Мы похожи, сказала себе Эльза. Две женщины; две заложницы судьбы. Я, сивилла с янтарем, заключенным в диадеме – и другая, волшебница в камне, вросшем в лоб мужчины. Выжившая чудом – и чудом воскресшая. Еще недавно я металась между двух огней: человек и зверь, разум и чутье. Инес мечется между любовью и убийством, страстным, звериным желанием воплотиться – и гордым, человеческим отказом воплощаться такой ценой.
Мы – сестры, рожденные бедой и случаем.
Это что-то значит?
Грот молчал. Лишь неподалеку с потолка капала вода. Мало-помалу стук капель превратился в звук шагов. Скрипел снег под ногами. Позже пришли голоса: смутные, неприятные. Неужели грот ответил ей?! Эльза затаила дыхание. У входа разговаривали. Ей показалось, что она различает голос Вульма, но слов было не разобрать. Ступая как можно тише, Эльза направилась к выходу. Когда снаружи забрезжил свет, она тщательно загасила факел. Почему она кралась, подобно вору? Звериная осторожность, подруга последних дней? Тайная тревога?

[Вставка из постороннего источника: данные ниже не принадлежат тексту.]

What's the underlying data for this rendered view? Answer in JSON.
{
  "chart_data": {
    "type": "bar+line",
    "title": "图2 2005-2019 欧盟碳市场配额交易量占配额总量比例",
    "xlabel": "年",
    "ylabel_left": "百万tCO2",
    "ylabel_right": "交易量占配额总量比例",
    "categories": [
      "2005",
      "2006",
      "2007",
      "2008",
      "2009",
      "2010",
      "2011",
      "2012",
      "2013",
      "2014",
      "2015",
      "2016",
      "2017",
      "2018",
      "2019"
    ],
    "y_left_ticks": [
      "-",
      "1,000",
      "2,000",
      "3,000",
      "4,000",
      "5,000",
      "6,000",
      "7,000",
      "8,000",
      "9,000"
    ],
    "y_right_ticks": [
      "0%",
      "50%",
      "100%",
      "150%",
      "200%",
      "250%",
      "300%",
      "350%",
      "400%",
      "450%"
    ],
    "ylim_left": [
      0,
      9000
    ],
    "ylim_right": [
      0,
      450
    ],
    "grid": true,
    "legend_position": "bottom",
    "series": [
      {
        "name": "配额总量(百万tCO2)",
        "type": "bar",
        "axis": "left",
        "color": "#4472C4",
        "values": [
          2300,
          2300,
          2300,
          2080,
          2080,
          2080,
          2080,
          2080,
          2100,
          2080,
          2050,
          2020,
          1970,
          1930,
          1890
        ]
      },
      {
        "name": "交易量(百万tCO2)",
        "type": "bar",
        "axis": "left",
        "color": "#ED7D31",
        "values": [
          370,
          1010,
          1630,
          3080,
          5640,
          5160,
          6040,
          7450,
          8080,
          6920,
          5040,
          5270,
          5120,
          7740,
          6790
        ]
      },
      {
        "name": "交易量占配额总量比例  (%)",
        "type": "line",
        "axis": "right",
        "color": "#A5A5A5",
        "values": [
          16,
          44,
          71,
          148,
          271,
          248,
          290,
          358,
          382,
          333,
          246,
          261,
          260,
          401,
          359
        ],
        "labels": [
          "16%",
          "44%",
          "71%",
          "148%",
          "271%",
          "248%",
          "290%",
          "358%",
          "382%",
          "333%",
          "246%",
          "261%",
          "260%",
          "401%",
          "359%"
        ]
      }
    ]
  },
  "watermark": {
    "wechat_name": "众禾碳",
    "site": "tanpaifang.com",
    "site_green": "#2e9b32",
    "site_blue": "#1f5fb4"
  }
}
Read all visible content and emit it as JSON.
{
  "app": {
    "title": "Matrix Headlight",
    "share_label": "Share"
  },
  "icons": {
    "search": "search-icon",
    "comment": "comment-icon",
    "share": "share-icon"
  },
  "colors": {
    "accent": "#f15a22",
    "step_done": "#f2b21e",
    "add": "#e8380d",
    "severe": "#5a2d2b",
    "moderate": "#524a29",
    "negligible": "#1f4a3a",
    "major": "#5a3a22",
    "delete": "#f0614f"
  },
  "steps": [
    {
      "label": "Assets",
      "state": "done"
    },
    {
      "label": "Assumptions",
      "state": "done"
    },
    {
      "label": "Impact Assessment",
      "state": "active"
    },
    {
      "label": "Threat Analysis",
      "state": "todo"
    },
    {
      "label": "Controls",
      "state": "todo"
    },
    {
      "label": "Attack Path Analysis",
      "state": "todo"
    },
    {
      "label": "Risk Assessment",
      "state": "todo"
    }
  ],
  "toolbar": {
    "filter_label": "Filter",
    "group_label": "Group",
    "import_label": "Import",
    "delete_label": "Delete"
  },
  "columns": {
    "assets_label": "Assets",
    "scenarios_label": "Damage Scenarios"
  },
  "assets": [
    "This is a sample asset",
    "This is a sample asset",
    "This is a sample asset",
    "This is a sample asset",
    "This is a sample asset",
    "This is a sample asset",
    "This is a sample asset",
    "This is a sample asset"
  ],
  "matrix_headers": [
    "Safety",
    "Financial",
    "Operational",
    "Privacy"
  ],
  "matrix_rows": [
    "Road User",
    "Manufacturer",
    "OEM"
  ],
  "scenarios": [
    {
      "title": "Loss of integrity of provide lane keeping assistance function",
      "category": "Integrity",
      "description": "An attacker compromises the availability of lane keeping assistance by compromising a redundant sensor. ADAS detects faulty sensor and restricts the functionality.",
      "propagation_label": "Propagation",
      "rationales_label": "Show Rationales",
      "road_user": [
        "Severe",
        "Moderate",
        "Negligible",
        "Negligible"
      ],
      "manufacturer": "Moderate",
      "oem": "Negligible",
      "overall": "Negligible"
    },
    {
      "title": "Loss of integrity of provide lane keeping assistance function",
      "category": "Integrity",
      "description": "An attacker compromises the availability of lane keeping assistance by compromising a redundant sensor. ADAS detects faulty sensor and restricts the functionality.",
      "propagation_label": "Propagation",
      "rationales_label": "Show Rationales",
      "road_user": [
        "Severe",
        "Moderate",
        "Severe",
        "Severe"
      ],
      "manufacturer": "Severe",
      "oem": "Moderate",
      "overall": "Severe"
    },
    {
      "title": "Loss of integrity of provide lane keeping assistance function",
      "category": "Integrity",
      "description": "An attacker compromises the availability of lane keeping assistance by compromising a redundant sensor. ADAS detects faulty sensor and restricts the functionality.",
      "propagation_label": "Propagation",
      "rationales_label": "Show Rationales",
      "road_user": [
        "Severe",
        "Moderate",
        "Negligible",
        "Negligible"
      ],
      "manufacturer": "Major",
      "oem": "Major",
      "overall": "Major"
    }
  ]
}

Эльза не знала, но шагов сивиллы сейчас не расслышал бы и опытный охотник.
– …поделимся.
– А много дают?
В голосе Вульма звучал интерес. Его собеседник мялся, медлил с ответом. Вновь заскрипел снег: человек переступил с ноги на ногу.
– Тысячу золотых за голову.
– Ого! – Вульм присвистнул. – А за живую?
– Дворянство.
– На кой мне дворянство на старости лет?
– Мы с Куцый тоже так решать! – встрял кто-то с жутким северным акцентом. – Золото лучше!
– Моя доля – половина! – отрезал Вульм. – Сивиллу-то я нашел!
Кровь ударила в виски. Сердце зашлось, колотясь о клетку ребер, и следующих слов Эльза не расслышала. Надо бежать! Забиться в грот, в самую глубину; там ее не найдут. Если вообще решатся сунуться внутрь… Нет, эти сунутся. Эти за деньги родную мать из могилы выкопают и продадут! Ноги вросли в камень. Всей душой Эльза стремилась прочь отсюда – и не могла сдвинуться с места.
– …по рукам, – донеслось снаружи.
Слежку Вульм почуял еще у моста. Сугробы, наметенные вчерашним бураном, не давали ему покоя, и Вульм не удивился, когда из-за них выбрались двое. Лишь проверил, легко ли ходит в ножнах Свиное Шило, да тронул рукояти кинжалов, как музыкант – струны лютни. Ранние охотнички, ясен пень, ждали, пока Эльза скроется в пещере, и сегентаррец останется один. Значит, намечался разговор между бывалыми людьми. Хотели бы убить – напали бы раньше. Разговоры Вульм собирался вести у схода с моста, когда у него за спиной будет ровная площадка, а у бывалых – узкая обледенелая перемычка.
Куцего Хряпа и Ингвара Жги-Всех он узнал издалека.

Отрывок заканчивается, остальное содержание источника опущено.